Examples of taxation in Switzerland
a) Revocable trust
The trust is considered to be transparent from the tax point of view. The assets and income of the trust continue being part of the assets and income of the settlor. The set up of the trust has no tax consequences and the assets and income are taxed at the settlor's domicile. Distributions to beneficiaries are considered to be gifts and taxed according to the relevant gift tax laws in the respective Swiss cantons.
b) Irrevocable fixed interest trust
The beneficiary can be considered to enjoy a usufruct. Therefore the trust assets and income are added to the beneficiary's assets and income from the tax point of view. The set up of the trust is considered to be a gift from the settlor to the beneficiaries and the respective Swiss canton can levy the gift tax.
Distributions to the beneficiary are considered to be taxable income. The income is realized at the moment when the beneficiary acquires a firm claim on the trust income or cashes in on the distribution. The beneficiary is also taxable on the quota of assets (tax on the assets).
Distributions to the beneficiary out of the trust which should be considered to come from profits generated through capital gains or from trust assets initially contributed to the trust (by the settlor) are tax free. If the beneficiary cannot prove this, the distribution to him is taxable income. There is always the assumption that trust asset can only be distributed when all trust income has been distributed, so the typical separation of a capital account and income account (for example to make sure that the remittance basis approach works for resident non-domiciled persons in UK) is of no value for Swiss domiciled beneficiaries to postpone income tax consequences.
c) Irrevocable discretionary trust
If the settlor has his taxable domicile in Switzerland when he sets up the trust, the assets and income of the trust continue being part of his taxable asset/income. The tax consequences are the same as for the revocable trust.
If the settlor has his taxable domicile outside of Switzerland when he sets up the trust, the asset of the trust is neither added to the settlor nor to the beneficiary. The transfer of assets from the settlor to the trust (to the trustees respectively) is a gift of the settlor.
Distributions to the beneficiaries are taxed at the moment of transfer or in the moment in which a claim to distribution arises. The distributions are normally income of the beneficiaries. If the beneficiaries can prove that the distribution comes from funds which are not income generated (original capital; contribution by the settlor already taxed as a gift), then there is no income tax.

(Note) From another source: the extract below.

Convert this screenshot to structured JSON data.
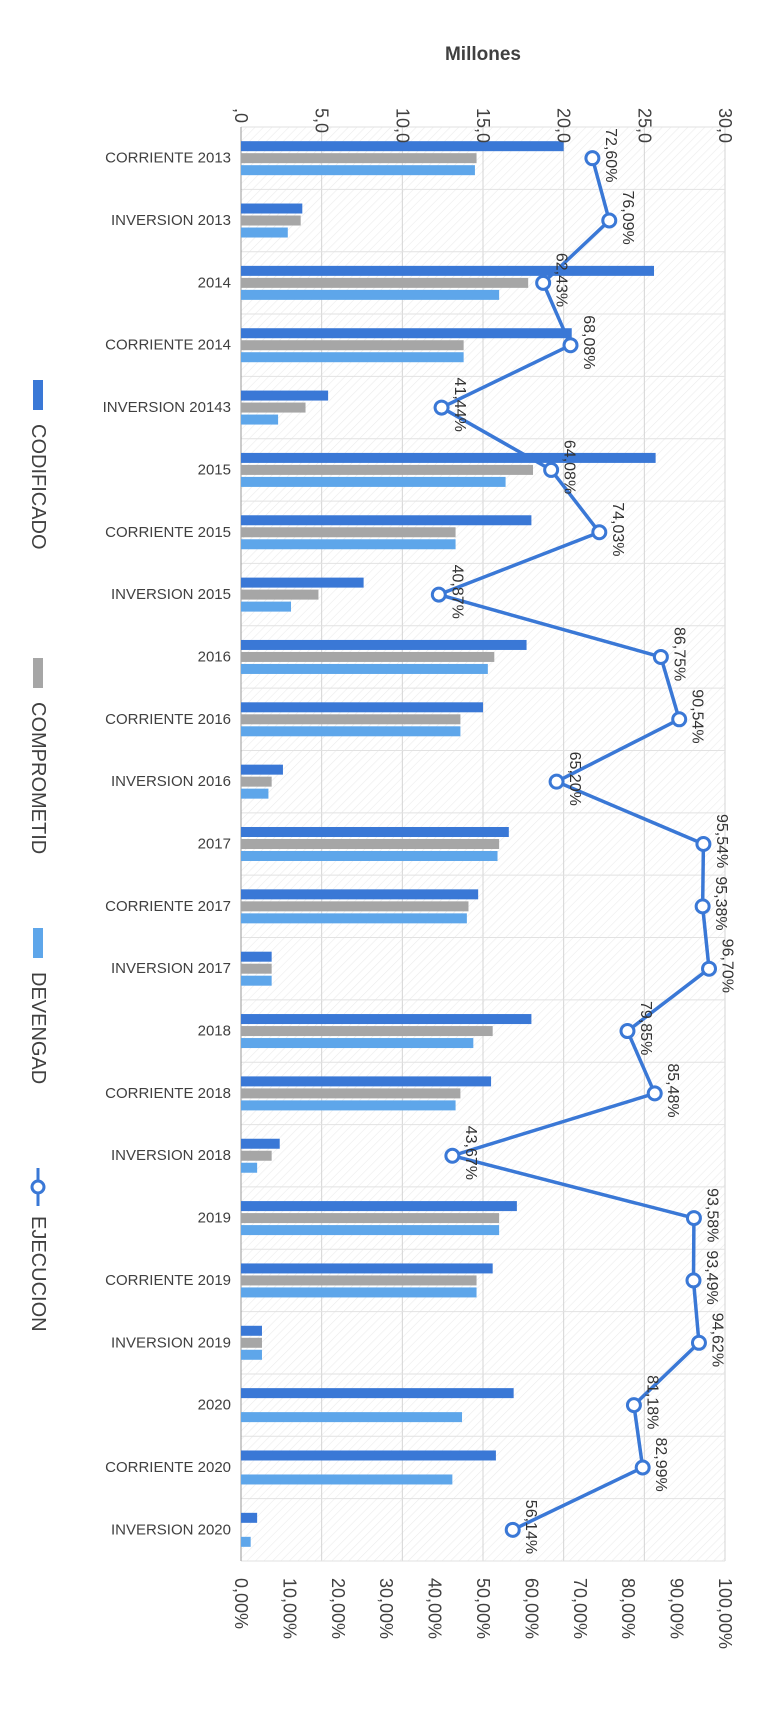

It is noteworthy that the Swiss trustee cannot rely on the professional secrecy (lawyer, banker) if the settlor or beneficiary has the taxable domicile in Switzerland. He may have to disclose information to the Swiss tax authority.
This article does not deal with the Swiss withholding tax of 35 % on dividends which eventually can be claimed back by the settlor or beneficiary or if and how double tax treaties may be used by the trustee (the trust respectively). It must be pointed out, that the trust is rather a disadvantage to benefit from double tax treaties.
The content of this article is intended to provide a general guide to the subject matter. Specialist advice should be sought about your specific circumstances.